Red-winged starlings flew around camp, and even at 13,500 feet I heard an eagle owl calling at the dead of night. Herds of eland grazed the moors and right beneath Batian, the highest peak, are caves where elephant trek up to mine for salt. In the thin air our children chased after voles, which gave them thumping headaches and nausea. We bathed in freezing streams — going right in so that one’s body glowed for hours afterwards. The fathers had whisky in flasks, but we couldn’t really drink more than a gulp each day before passing out in our thermals and balaclavas inside extra-thick sleeping kit. Everybody chewed sticks of biltong. Fathers talked about farming. One kid was an expert at finding snakes, skinks and chameleons.

None of us, used to tropical weather, was prepared for the cold. Very few among the children had ever seen or held snow. By morning the tents were stiff with frost, slabs of ice lay about and we gazed up at Mount Kenya’s shrinking glaciers. Above us were several jagged peaks shaped like Gothic cathedrals, each a different colour, ranging from blue to blood-red.
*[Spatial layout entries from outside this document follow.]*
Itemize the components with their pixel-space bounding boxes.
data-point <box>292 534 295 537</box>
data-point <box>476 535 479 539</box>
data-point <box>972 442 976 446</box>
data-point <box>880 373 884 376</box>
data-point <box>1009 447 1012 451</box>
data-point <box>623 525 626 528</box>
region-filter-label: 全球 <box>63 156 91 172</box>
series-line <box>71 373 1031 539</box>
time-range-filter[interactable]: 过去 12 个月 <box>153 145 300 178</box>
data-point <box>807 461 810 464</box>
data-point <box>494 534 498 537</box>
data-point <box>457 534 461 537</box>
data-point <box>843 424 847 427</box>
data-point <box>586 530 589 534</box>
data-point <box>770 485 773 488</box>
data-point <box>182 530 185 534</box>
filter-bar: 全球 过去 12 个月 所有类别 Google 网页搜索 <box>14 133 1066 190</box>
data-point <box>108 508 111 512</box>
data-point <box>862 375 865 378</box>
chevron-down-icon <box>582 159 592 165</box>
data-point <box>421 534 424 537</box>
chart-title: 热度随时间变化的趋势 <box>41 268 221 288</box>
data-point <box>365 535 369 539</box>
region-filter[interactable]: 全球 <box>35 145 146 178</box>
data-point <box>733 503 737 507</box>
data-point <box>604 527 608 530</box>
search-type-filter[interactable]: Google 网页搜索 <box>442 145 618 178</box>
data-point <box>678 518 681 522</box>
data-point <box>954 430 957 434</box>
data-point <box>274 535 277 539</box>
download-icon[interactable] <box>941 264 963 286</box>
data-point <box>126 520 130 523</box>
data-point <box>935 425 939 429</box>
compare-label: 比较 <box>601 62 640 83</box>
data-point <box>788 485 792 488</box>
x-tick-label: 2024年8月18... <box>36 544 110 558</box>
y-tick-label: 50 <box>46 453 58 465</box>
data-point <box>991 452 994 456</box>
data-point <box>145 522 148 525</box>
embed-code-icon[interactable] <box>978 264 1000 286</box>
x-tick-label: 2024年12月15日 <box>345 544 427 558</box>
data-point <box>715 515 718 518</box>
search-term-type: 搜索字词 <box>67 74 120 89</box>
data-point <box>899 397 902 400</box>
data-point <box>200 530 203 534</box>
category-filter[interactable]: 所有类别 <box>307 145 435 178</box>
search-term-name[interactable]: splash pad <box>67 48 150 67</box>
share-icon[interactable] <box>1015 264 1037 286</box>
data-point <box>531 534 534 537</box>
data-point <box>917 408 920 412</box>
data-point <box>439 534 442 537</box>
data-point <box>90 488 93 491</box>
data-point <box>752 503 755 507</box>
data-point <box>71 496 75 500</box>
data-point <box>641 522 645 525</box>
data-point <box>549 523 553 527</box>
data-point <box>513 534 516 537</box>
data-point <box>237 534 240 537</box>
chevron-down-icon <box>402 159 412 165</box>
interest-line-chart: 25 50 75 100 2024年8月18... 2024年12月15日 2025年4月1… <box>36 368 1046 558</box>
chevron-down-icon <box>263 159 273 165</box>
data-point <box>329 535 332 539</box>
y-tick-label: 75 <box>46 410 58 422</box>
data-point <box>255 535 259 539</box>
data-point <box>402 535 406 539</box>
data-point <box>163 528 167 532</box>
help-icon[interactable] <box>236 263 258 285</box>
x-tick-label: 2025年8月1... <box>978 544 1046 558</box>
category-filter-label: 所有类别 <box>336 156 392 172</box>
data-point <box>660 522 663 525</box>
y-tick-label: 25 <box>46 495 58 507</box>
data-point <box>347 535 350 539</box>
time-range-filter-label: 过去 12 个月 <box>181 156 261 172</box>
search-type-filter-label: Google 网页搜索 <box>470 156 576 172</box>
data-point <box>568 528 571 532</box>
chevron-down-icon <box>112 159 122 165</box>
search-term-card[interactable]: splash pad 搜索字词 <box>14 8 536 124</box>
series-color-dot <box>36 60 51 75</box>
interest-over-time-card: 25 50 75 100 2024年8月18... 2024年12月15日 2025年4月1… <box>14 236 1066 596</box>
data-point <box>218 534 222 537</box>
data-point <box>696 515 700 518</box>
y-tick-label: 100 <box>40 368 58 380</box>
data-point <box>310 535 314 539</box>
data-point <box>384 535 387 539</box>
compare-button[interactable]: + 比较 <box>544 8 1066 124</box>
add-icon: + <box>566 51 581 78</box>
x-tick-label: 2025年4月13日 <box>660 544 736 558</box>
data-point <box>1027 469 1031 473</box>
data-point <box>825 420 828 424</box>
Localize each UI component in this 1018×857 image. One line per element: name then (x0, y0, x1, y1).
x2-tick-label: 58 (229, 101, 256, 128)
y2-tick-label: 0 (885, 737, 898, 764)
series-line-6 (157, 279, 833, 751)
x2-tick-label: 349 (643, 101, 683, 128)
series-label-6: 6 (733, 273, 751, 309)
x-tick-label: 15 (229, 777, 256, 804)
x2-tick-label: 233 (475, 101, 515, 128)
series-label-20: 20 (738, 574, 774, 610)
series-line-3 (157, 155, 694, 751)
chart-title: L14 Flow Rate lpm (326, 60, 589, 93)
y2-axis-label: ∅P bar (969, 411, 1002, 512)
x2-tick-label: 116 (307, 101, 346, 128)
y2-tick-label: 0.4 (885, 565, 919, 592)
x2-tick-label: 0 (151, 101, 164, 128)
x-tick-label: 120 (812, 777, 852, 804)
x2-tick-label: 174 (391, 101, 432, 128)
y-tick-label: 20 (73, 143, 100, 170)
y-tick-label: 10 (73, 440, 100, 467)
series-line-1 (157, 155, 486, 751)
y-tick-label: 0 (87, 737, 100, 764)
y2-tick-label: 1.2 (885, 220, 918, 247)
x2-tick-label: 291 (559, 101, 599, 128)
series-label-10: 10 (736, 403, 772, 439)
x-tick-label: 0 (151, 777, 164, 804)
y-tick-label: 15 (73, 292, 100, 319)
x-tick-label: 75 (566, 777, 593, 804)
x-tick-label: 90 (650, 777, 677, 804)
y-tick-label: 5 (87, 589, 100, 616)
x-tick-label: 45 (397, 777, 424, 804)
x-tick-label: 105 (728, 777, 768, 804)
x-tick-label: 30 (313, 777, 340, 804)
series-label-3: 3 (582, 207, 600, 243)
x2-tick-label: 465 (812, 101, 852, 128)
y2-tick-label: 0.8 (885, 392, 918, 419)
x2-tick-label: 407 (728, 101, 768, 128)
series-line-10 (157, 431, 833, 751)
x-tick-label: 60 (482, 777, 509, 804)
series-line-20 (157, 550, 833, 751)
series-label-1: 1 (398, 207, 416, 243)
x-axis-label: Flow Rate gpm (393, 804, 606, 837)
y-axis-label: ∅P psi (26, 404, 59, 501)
The rocks around us looked like porphyry, which I recognised from the smooth pebbles we find in the rivers near home more than 100 miles away downstream.

Steve’s description ‘gregarious misfits’ wonderfully sums up our tough Pembroke children, who climbed a hill four times higher than anywhere in Britain. They’re raised to be relentless individuals who play in a team. These are spartan kids with the motto Fortuna favet fortibus — Fortune favours the brave — and a coat of arms that sports the martlet, a heraldic bird that is always on the wing. Parents from rival schools have told me their boys and girls, many of them much bigger from city diets, are often apprehensive on the pitch when they sight our offspring, so stringy from outdoor activity that they routinely lose weight during term.

In between Latin and hockey Eve has had a school life of penknives, unfenced ponds, snakes, a forest to camp in and a school song with the words ‘Oh Africa, I take my stand in thee…’ On the Pembroke registrar’s office wall is a photo of a hippopotamus that once wandered into the school. A lion has been sighted on the golf course. There are guinea fowl and a pet sheep called Charlotte (which leaves a trail of droppings in the staff room). Past generations of pupils built the school chapel from mud and plaster themselves, using broken bottles to make the stained-glass windows.

And after we walked five days together around that mountain, Eve began preparing to leave us for her next challenge, to fly away to school in England. She won’t forget Mount Kenya, which perhaps we will one day have another crack at when she’s older. Meanwhile I am going straight into training for next year’s climb with my boy Rider, another Pembroke scallywag. The parents agreed that our expedition will need to remember the ‘five Ts’: Tabasco sauce for the rather bland but heroically prepared food; a trowel for digging holes, because the camp loos are disgusting after 190 people have used them; your own tent, because sleeping with four other snoring fathers is not pleasant; travel sickness pills or anything that will help with the heart thumping, headaches, nausea and loss of vision from altitude sickness — and a Thermos for hot toddies, even if for once you can’t drink them.